Samarinda – Sebuah insiden longsor kembali terjadi di sekitar mulut Terowongan Samarinda, menimbulkan kekhawatiran baru terkait aspek keselamatan dari megaproyek yang menelan anggaran hingga Rp395,9 miliar itu.
Terowongan yang menghubungkan Jalan Sultan Alimuddin dan Jalan Kakap, kawasan Gunung Manggah, kini tak lagi hanya dianggap sebagai solusi kemacetan, tetapi juga sebagai sumber potensi bencana.
Longsor tersebut terjadi tepat di sekitar akses utama proyek yang tengah digarap, memicu perhatian serius dari kalangan DPRD Kalimantan Timur. Anggota Komisi III DPRD Kaltim, Subandi, menilai kejadian ini tidak bisa dianggap remeh dan merupakan indikasi lemahnya mitigasi risiko sejak awal perencanaan.
“Ini tidak bisa didiamkan. Dengan adanya longsor, saya harap tidak ada dampak lanjutan yang membahayakan warga sekitar,” ujar Subandi, Senin 14 Juli 2025.
Ia menegaskan bahwa proyek berskala besar seperti terowongan ini harus mengedepankan kajian teknis mendalam, bukan hanya berorientasi pada capaian fisik atau target waktu. Menurutnya, deteksi dini terhadap titik rawan longsor mutlak diperlukan, terutama di wilayah berbukit seperti Gunung Manggah.
“Tim lapangan harus benar-benar teliti. Jangan sampai peristiwa ini terulang. Semua risiko harus dikaji secara komprehensif, termasuk drainase dan penguatan lereng,” lanjutnya menegaskan.
Subandi juga menyoroti lemahnya pemetaan geoteknik yang menurutnya merupakan fondasi utama dalam proyek infrastruktur di kawasan dengan kontur tanah curam. Ia mendesak agar sistem peringatan dini segera dipasang agar potensi bencana bisa diminimalisasi sejak dini, bukan baru ditangani setelah kejadian.
“Pemetaan area rawan itu krusial. Kita tidak bisa bekerja berdasarkan asumsi. Keselamatan harus jadi pijakan,” ucap Subandi.

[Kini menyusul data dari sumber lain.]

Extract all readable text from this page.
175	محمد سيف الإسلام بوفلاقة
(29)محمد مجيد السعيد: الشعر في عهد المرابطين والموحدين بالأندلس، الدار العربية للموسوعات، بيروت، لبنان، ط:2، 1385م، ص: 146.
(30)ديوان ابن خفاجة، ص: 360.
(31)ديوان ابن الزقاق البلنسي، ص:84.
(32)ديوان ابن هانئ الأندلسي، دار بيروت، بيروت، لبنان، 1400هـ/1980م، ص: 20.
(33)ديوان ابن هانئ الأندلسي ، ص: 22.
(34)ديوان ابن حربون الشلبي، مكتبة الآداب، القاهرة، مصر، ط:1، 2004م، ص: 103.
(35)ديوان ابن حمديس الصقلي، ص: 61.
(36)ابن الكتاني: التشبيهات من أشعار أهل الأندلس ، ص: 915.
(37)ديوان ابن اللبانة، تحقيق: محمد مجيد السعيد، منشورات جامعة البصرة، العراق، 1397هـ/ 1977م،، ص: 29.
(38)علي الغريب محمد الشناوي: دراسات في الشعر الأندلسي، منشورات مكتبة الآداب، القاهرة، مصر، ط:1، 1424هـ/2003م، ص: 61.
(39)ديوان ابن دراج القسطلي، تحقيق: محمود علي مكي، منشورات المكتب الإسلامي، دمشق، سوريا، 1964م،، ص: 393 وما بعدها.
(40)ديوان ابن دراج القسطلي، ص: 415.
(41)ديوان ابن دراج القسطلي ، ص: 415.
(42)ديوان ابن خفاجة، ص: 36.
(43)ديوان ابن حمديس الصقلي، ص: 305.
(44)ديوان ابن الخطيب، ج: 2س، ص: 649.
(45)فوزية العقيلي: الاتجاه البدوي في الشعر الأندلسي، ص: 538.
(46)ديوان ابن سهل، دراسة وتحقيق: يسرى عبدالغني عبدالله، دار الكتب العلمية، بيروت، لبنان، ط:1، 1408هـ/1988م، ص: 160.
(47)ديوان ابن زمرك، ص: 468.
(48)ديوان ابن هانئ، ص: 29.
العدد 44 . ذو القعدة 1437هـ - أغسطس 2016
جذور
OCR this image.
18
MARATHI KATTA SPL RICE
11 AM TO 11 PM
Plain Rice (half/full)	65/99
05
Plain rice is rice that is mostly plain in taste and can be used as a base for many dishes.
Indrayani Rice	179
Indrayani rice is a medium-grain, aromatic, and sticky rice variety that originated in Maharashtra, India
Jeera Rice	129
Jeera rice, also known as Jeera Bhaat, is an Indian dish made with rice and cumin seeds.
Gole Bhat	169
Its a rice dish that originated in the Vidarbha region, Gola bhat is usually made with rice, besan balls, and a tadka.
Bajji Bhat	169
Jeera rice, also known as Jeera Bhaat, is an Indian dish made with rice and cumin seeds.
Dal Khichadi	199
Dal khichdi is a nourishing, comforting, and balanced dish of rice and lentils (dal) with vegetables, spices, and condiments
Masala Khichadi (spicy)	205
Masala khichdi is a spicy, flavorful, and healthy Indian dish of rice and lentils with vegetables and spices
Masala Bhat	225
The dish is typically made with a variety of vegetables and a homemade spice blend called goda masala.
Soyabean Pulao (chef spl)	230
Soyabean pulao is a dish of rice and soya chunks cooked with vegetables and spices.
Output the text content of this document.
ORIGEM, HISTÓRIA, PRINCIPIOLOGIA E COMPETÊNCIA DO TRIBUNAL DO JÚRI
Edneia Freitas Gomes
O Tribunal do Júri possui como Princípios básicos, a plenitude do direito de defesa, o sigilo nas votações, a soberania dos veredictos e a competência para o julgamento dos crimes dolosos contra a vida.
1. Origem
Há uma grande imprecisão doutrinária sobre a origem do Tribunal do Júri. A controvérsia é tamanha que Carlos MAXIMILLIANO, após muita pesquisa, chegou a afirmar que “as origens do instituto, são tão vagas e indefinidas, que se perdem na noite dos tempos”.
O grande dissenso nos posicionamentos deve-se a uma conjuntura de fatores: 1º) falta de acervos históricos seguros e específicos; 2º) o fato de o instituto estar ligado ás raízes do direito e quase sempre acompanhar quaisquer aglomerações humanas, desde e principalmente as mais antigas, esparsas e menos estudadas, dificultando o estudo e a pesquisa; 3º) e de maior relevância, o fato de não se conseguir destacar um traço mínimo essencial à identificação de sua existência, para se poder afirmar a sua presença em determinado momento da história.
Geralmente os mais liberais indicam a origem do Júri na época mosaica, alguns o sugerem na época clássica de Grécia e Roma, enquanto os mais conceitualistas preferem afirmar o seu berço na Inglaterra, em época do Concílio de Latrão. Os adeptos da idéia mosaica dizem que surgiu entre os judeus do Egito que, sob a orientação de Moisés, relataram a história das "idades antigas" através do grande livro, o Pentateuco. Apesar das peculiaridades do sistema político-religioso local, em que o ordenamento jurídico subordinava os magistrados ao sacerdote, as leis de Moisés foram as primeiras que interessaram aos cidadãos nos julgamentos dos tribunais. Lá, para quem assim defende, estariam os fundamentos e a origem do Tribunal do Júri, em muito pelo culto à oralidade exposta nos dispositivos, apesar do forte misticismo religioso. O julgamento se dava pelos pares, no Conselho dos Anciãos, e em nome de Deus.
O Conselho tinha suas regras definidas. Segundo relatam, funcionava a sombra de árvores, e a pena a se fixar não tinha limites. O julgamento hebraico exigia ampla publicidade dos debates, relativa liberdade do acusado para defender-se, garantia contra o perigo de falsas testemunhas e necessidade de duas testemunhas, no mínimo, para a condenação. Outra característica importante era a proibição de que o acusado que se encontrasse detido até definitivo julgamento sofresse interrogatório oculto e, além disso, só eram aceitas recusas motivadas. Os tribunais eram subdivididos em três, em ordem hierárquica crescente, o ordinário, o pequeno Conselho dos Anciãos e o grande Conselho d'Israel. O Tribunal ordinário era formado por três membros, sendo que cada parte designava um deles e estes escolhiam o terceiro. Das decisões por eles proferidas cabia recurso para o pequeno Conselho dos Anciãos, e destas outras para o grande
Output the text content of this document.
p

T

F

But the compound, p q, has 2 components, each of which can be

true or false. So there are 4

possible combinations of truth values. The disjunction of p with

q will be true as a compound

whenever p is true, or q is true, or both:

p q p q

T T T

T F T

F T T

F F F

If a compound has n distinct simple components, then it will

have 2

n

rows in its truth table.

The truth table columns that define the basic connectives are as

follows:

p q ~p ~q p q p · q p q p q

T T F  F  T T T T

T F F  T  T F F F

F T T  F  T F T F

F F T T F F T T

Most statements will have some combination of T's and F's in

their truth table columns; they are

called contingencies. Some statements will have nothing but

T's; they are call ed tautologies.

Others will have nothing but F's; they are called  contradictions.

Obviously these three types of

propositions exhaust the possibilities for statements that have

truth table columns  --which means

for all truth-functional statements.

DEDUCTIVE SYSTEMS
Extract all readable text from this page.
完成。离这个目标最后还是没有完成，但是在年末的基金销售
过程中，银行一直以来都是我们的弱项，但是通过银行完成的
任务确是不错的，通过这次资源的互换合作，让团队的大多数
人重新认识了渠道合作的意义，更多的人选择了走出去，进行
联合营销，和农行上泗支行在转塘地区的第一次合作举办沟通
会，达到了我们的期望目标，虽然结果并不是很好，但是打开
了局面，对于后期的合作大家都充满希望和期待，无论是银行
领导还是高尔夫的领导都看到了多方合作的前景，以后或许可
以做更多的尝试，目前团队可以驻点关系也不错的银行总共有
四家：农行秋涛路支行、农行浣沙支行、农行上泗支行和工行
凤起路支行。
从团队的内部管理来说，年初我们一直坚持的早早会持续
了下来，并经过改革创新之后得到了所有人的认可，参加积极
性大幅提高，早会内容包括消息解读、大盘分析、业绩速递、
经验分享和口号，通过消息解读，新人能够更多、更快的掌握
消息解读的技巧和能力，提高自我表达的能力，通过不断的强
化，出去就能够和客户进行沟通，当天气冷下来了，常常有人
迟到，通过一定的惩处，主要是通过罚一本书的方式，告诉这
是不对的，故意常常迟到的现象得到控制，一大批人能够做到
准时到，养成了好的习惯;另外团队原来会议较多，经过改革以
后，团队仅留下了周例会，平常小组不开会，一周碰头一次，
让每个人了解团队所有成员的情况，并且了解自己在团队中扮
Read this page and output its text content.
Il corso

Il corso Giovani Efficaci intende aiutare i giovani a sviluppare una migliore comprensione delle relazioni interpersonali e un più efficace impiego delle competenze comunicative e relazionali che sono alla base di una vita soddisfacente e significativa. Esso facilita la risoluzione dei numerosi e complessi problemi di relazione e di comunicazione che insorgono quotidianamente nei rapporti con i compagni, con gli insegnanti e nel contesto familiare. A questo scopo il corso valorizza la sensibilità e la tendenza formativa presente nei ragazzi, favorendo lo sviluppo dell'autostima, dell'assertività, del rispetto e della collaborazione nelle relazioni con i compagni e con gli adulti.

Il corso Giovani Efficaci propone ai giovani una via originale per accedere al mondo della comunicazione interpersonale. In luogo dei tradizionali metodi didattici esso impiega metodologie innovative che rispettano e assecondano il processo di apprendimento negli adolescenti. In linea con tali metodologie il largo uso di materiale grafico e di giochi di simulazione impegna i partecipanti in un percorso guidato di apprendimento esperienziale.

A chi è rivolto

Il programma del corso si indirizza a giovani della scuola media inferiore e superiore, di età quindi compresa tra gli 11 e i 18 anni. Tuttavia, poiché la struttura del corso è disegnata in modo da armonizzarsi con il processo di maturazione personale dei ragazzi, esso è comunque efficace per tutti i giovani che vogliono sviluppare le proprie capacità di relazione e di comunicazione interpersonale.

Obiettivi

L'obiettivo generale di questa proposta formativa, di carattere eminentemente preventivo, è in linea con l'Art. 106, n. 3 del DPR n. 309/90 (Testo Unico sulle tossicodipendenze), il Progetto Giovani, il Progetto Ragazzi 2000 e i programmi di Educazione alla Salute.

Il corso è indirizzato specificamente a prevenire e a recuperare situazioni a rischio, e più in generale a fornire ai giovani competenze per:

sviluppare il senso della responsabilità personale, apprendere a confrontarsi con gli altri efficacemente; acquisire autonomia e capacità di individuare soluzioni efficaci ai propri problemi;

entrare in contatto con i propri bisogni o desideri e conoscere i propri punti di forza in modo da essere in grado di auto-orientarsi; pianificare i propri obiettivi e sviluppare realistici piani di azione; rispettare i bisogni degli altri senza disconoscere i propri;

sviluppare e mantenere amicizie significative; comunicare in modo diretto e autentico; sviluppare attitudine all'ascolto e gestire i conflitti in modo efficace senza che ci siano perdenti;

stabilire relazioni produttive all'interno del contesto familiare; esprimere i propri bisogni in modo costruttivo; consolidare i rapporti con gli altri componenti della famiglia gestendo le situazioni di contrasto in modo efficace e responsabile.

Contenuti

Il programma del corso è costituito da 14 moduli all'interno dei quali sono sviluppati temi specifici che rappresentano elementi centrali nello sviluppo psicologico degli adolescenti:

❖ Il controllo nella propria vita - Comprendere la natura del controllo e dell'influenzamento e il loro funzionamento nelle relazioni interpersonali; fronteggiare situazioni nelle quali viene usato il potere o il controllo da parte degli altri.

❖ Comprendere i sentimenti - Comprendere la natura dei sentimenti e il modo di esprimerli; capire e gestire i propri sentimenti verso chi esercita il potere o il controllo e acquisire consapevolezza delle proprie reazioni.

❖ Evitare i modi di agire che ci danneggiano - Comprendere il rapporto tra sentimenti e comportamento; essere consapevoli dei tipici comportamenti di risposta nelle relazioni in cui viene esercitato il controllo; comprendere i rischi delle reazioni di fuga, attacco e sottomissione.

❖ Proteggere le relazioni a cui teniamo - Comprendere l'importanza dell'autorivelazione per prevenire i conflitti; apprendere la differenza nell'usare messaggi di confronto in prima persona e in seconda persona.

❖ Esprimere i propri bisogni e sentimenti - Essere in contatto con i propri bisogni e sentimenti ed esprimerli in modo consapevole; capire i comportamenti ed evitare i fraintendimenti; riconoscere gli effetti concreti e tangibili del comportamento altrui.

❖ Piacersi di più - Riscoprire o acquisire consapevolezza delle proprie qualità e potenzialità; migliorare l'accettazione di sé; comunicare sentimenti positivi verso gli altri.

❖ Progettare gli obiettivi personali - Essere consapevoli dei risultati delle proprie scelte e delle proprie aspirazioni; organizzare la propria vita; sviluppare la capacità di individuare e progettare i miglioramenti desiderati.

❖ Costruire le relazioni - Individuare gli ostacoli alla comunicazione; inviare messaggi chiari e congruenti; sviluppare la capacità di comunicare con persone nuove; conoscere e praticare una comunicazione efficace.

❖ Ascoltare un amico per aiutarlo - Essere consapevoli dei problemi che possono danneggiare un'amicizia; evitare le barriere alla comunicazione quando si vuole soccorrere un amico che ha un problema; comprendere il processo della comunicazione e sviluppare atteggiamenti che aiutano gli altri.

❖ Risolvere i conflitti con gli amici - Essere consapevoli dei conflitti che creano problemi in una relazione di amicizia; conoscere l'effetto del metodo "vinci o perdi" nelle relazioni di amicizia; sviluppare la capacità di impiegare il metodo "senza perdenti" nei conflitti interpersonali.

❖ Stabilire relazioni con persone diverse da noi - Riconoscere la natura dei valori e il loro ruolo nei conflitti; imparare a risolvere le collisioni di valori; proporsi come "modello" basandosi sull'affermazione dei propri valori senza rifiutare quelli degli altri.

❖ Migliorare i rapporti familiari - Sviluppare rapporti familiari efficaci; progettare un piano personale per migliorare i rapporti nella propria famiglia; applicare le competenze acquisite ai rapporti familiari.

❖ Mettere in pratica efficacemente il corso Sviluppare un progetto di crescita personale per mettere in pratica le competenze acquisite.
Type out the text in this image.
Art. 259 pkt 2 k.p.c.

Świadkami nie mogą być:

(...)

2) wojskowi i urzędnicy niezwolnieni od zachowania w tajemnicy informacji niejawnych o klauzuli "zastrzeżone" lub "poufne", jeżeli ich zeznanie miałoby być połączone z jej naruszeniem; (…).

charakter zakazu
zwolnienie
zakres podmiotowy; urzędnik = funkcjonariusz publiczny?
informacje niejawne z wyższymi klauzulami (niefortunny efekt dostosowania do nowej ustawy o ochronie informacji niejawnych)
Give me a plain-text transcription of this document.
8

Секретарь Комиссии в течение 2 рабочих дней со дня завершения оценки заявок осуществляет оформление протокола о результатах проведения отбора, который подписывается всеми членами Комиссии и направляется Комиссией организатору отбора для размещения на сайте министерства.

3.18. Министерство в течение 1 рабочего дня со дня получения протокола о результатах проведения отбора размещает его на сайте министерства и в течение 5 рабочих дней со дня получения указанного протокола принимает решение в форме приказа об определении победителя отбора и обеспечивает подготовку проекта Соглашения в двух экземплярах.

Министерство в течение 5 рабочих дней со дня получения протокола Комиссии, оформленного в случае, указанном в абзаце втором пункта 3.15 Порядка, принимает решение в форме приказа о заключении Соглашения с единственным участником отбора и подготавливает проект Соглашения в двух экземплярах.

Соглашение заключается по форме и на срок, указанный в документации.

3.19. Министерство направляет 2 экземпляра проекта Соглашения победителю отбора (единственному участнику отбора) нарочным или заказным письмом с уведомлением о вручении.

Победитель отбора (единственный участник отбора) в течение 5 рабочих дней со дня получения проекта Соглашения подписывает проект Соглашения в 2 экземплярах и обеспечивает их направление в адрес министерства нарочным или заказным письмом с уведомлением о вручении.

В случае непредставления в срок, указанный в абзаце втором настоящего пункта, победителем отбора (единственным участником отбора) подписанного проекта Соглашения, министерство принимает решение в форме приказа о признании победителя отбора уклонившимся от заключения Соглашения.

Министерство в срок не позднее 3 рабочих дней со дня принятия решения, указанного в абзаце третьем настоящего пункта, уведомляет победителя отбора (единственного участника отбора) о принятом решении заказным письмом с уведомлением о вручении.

Dalam pernyataannya, DPRD Kaltim juga mendorong agar Pemerintah Kota Samarinda segera mengambil tindakan responsif. Keterlibatan tenaga ahli independen untuk meninjau ulang kelayakan teknis proyek disebut sebagai langkah penting yang harus segera dilakukan.
“Ini proyek strategis, tapi jangan karena dikejar waktu lalu abaikan kondisi teknis dan keselamatan,” ungkap Subandi.
Proyek Terowongan Samarinda sendiri sejak awal digadang-gadang sebagai terobosan pengurai kemacetan dan peningkatan konektivitas kota. Namun, insiden longsor kali ini kembali membuka luka lama terkait minimnya pengawasan teknis dalam proyek-proyek besar di Kaltim.
Warga di sekitar Gunung Manggah juga mulai khawatir atas potensi bahaya lanjutan, terutama saat musim hujan yang bisa memperparah kondisi tanah. Mereka berharap pemerintah dan pelaksana proyek dapat memberikan jaminan keselamatan serta komunikasi yang terbuka terhadap potensi risiko yang ada.
Kasus ini menambah daftar panjang persoalan teknis dalam pengerjaan proyek infrastruktur berskala besar di Kalimantan Timur. Di tengah semangat pembangunan, suara kehati-hatian dan kehendak akan keselamatan masyarakat tidak boleh terabaikan.